Bringing superconductivity into the picture helped reduce most of the background noise and thermal fluctuation (electrical disturbances inherent in materials) problems, resulting in devices with reduced dark counts and response times. Superconducting detectors also turned out to be efficient infrared-photon counters.

Because of the cold temperatures associated with superconductivity in the range of absolute zero (0 degrees Kelvin), a superconducting material is in a very calm state. Any change in this calm state has the effect of throwing a stone in a calm pond. Even the smallest stone being thrown produces noticeable ripples.

In superconductors, electrons are paired, and there is no resistance to direct current. The electron pairs are known as Cooper pairs.

The coupling energy of an electron pair is very small, approximately one-thousandth of the energy of a visible photon. When a light ray (photon) falls on it, the Cooper-pair coupling breaks, releasing two electrons, in the superconductivity language called quasiparticles.

A single optical photon can create approximately one thousand quasiparticles, locally producing a non-superconducting region called a hotspot.

(Below: Photon - breaks cooper pair, releases a phonon (quantum of heat) and two electrons. Hot spot - created when Cooper pairs break; a non-superconducting region)
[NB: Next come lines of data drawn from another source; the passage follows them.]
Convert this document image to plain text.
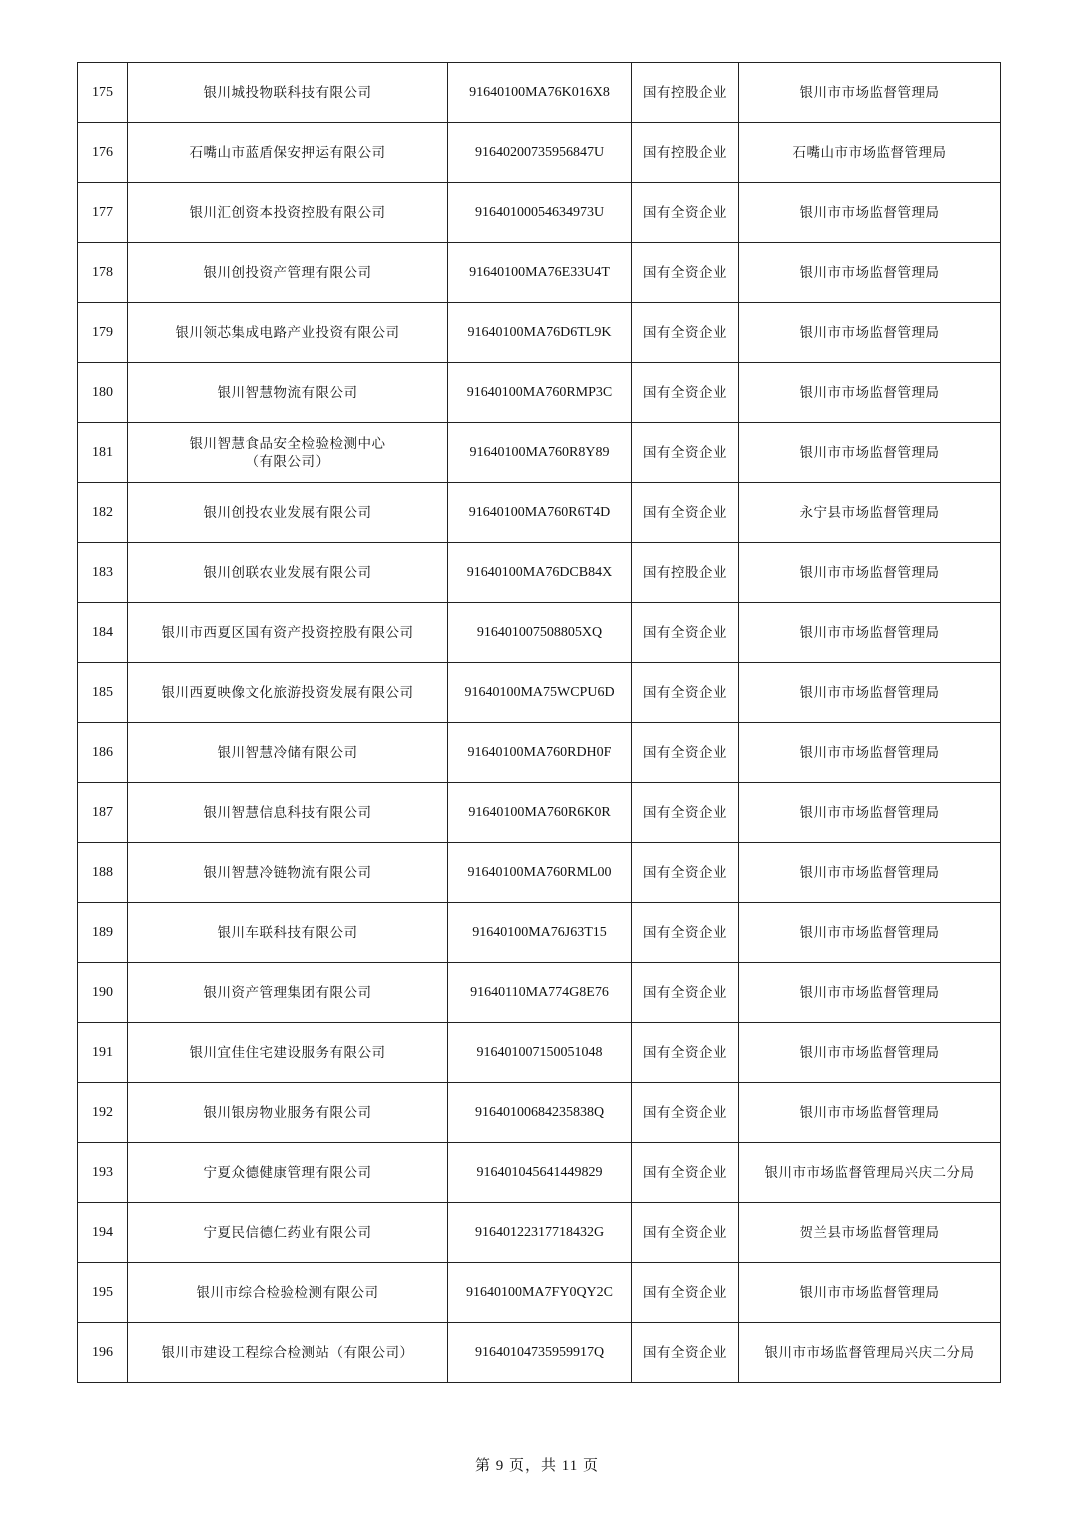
175	银川城投物联科技有限公司	91640100MA76K016X8	国有控股企业	银川市市场监督管理局
176	石嘴山市蓝盾保安押运有限公司	91640200735956847U	国有控股企业	石嘴山市市场监督管理局
177	银川汇创资本投资控股有限公司	91640100054634973U	国有全资企业	银川市市场监督管理局
178	银川创投资产管理有限公司	91640100MA76E33U4T	国有全资企业	银川市市场监督管理局
179	银川领芯集成电路产业投资有限公司	91640100MA76D6TL9K	国有全资企业	银川市市场监督管理局
180	银川智慧物流有限公司	91640100MA760RMP3C	国有全资企业	银川市市场监督管理局
181	银川智慧食品安全检验检测中心
（有限公司）	91640100MA760R8Y89	国有全资企业	银川市市场监督管理局
182	银川创投农业发展有限公司	91640100MA760R6T4D	国有全资企业	永宁县市场监督管理局
183	银川创联农业发展有限公司	91640100MA76DCB84X	国有控股企业	银川市市场监督管理局
184	银川市西夏区国有资产投资控股有限公司	916401007508805XQ	国有全资企业	银川市市场监督管理局
185	银川西夏映像文化旅游投资发展有限公司	91640100MA75WCPU6D	国有全资企业	银川市市场监督管理局
186	银川智慧冷储有限公司	91640100MA760RDH0F	国有全资企业	银川市市场监督管理局
187	银川智慧信息科技有限公司	91640100MA760R6K0R	国有全资企业	银川市市场监督管理局
188	银川智慧冷链物流有限公司	91640100MA760RML00	国有全资企业	银川市市场监督管理局
189	银川车联科技有限公司	91640100MA76J63T15	国有全资企业	银川市市场监督管理局
190	银川资产管理集团有限公司	91640110MA774G8E76	国有全资企业	银川市市场监督管理局
191	银川宜佳住宅建设服务有限公司	916401007150051048	国有全资企业	银川市市场监督管理局
192	银川银房物业服务有限公司	91640100684235838Q	国有全资企业	银川市市场监督管理局
193	宁夏众德健康管理有限公司	916401045641449829	国有全资企业	银川市市场监督管理局兴庆二分局
194	宁夏民信德仁药业有限公司	91640122317718432G	国有全资企业	贺兰县市场监督管理局
195	银川市综合检验检测有限公司	91640100MA7FY0QY2C	国有全资企业	银川市市场监督管理局
196	银川市建设工程综合检测站（有限公司）	91640104735959917Q	国有全资企业	银川市市场监督管理局兴庆二分局
第 9 页，共 11 页
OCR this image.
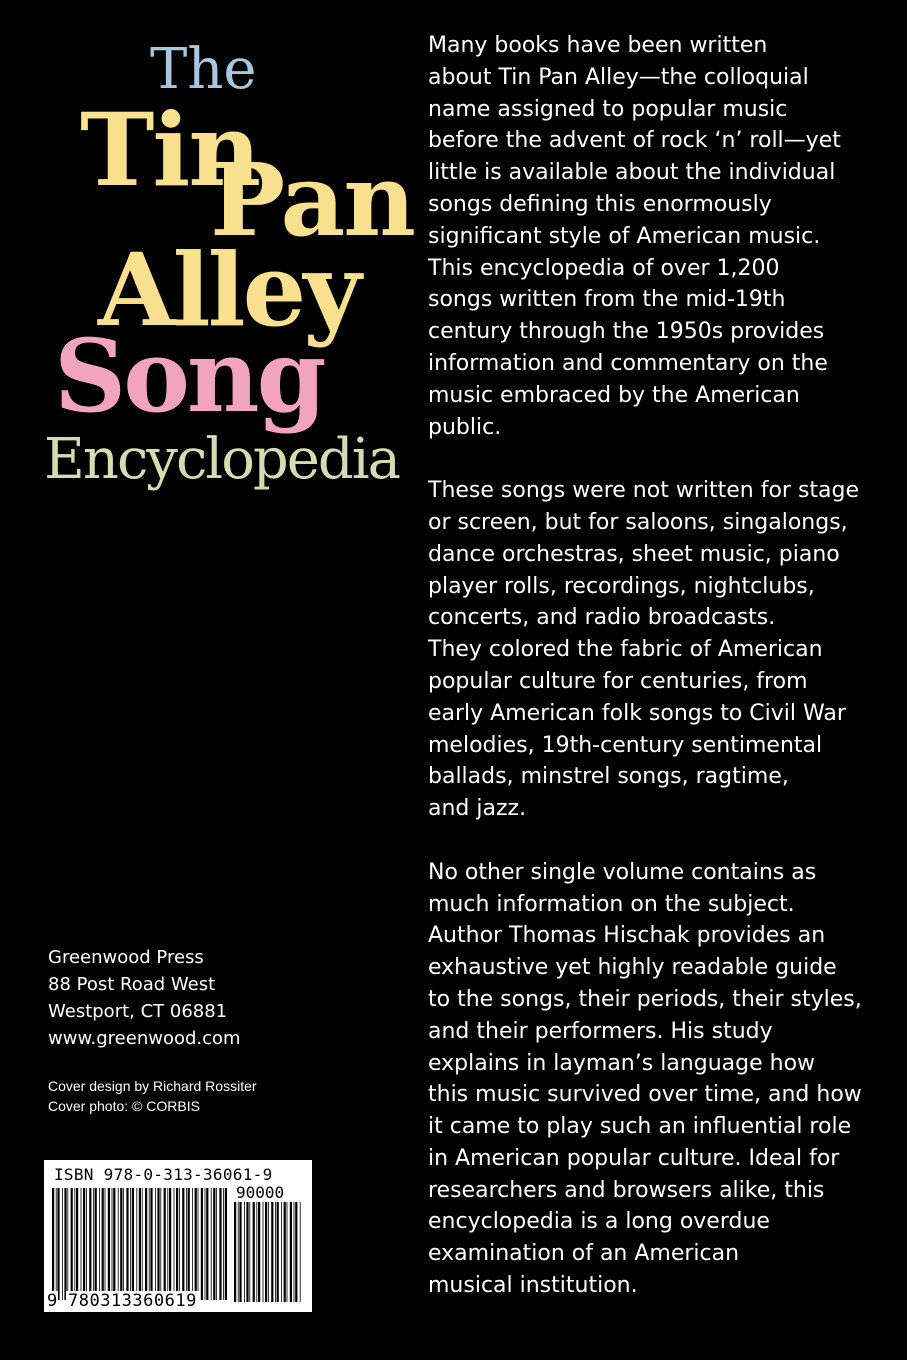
The
Tin
Pan
Alley
Song
Encyclopedia

Many books have been written
about Tin Pan Alley—the colloquial
name assigned to popular music
before the advent of rock ‘n’ roll—yet
little is available about the individual
songs defining this enormously
significant style of American music.
This encyclopedia of over 1,200
songs written from the mid-19th
century through the 1950s provides
information and commentary on the
music embraced by the American
public.

These songs were not written for stage
or screen, but for saloons, singalongs,
dance orchestras, sheet music, piano
player rolls, recordings, nightclubs,
concerts, and radio broadcasts.
They colored the fabric of American
popular culture for centuries, from
early American folk songs to Civil War
melodies, 19th-century sentimental
ballads, minstrel songs, ragtime,
and jazz.

No other single volume contains as
much information on the subject.
Author Thomas Hischak provides an
exhaustive yet highly readable guide
to the songs, their periods, their styles,
and their performers. His study
explains in layman’s language how
this music survived over time, and how
it came to play such an influential role
in American popular culture. Ideal for
researchers and browsers alike, this
encyclopedia is a long overdue
examination of an American
musical institution.

Greenwood Press
88 Post Road West
Westport, CT 06881
www.greenwood.com
Cover design by Richard Rossiter
Cover photo: © CORBIS
ISBN 978-0-313-36061-9
90000
9 780313360619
After the initial thermalization, the hotspot size grows as quasiparticles diffuse out of its center. At the same time, supercurrent (current of Cooper pairs) is expelled from the hotspot volume and is concentrated in the "sidewalks" between the hotspot and the edges of the film. The superconducting strip is biased just below the critical current. Thus, even a small increase in the current, concentrated in the sidewalks, exceeds the critical current, leading a non-superconducting barrier across the entire width of the device, and resulting in a temporary rise to a voltage signal.

Of course, inside the hotspot, its formation process (pair breaking) competes with the cooling process (recombination of quasiparticles back into Cooper pairs). In addition, electrons diffusing out of the hotspot lose their energy through electron-phonon scattering.

Thus, after a period of time the hotspot heals itself, the current of the stripe drops below the critical current, leading to the restoration of the superconducting path and zero voltage.

The restoration process is typically longer than the formation process, but it is still much faster than quenching an avalanche in semiconductor devices. Thus, SSPDs are very suitable for ultrafast, high repetition rate (clock) quantum communication applications.

(Below, left: Hot spot diffusion, superconductivity suppression. Below, right: Resistive region forms across the whole film.)

The Current SSPD Nanostructures

The stripes used for the detection of photons have to be very thin, only about 3-4 nanometers thick and 80-100 nanometers wide. In effect, nanowire geometry forces, in the presence of the hotspot, a resistive region to spread across the entire width of the stripe.

These devices are fabricated at the Moscow State Pedagogical University.(Reference: Gol'tsman et. al., IEEE Trans. Appl. Supercon., 13, 192, 2003.)

An SSPD meander consists of Niobium Nitrate (black portion) etched at particular portions (white part) to create a long winding line. Devices these days have extended meandered lines (dense structure with 50% fill factor), and the area is 10 microns by 10 microns, large enough to efficiently "catch" photons, as the probability of a photon hitting the lines increases with the detector area and in turn leads to higher quantum efficiencies, a necessary condition for practical quantum cryptography.

In addition to quantum communications and quantum key distribution, Professor Sobolewski's new SSPD receiver is also important for in other applications such as the testing of Very Large Scale Integration, or VLSI, chips. When a clock pulse passes through a chip, the transistors emit a very brief flash of infrared light. This flash can divulge quite a bit about the way a chip is working; for instance, whether or not the transistor is switching at the correct time. Other applications include NASA's interest in the detector for communications between Mars and Earth, infrared astronomy, and photon number resolving for quantum computing and quantum metrology.

-Excerpted from an article by Lois H. Gresh and ECE graduate student Anshul Popat.